To my relief, God still spoke to me through the Scriptures and the change from daily life. He guided me to delightful nature nooks on my walks or bike rides where he continued to speak to me through his creation.

And he showed me, through Toronto geography, architecture and the citizens I saw on my poustinia walks, a new way to “meet” people so I could hold even those individuals I never had and never would meet in person, in my prayers in a deep and concrete way.

So, ultimately, why do I go to poustinia? Because I was created by God for union with him. Because God has planted a deep, deep desire within me for himself that nothing other than he can satisfy.

Because in my flesh and my soul, I know that St. Augustine’s famous quote from the 4th century—”My heart is restless until it rests in you”—is true.

Because this Eastern Christian spiritual discipline allows me to meet him, so I may recognize him when I meet him outside of the poustinia.

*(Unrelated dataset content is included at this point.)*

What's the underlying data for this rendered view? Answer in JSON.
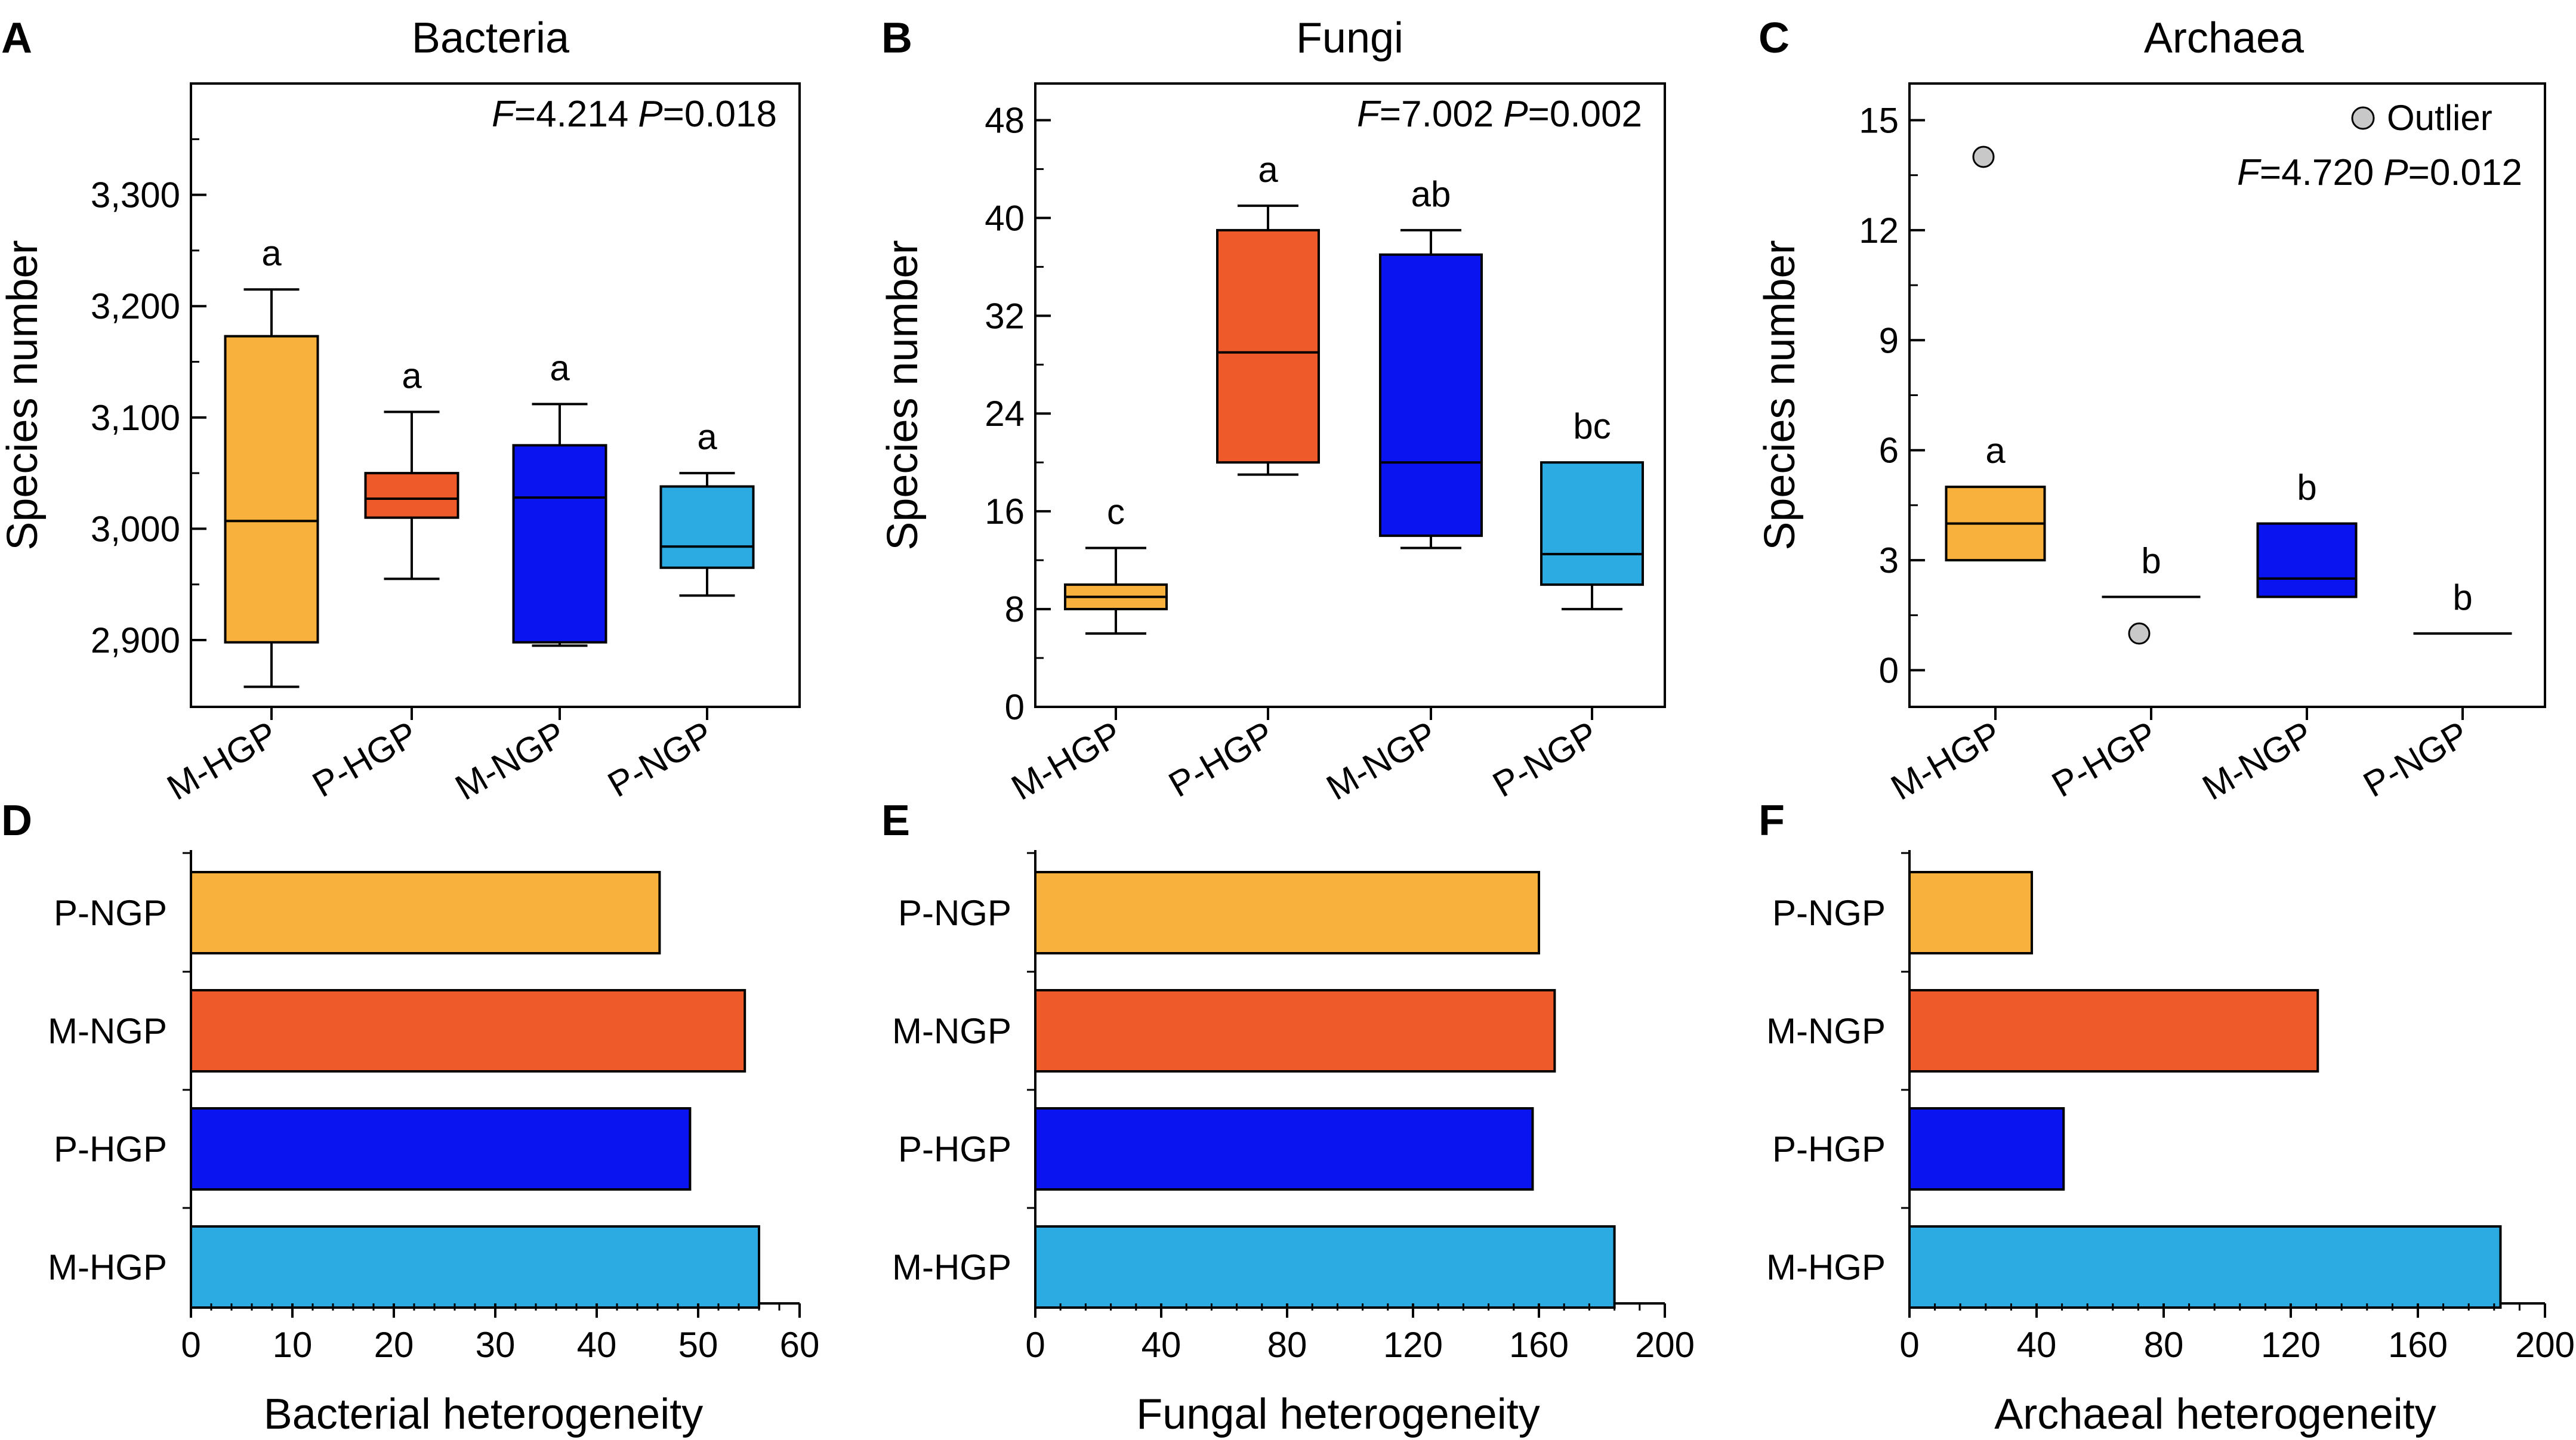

Sometimes, with great gratitude, I ponder God’s generosity to me in calling me to this wondrous Madonna House vocation in which regular poustinia days are both possible and encouraged.

I wonder what he will teach me next. I am encouraged by this sentence from Catherine Doherty: “The concept of poustinia has endless depths and endless heights, but you reach them slowly.”

*Poustinia, as the word is used in this article, is a particular kind of 24 hours of prayer in solitude.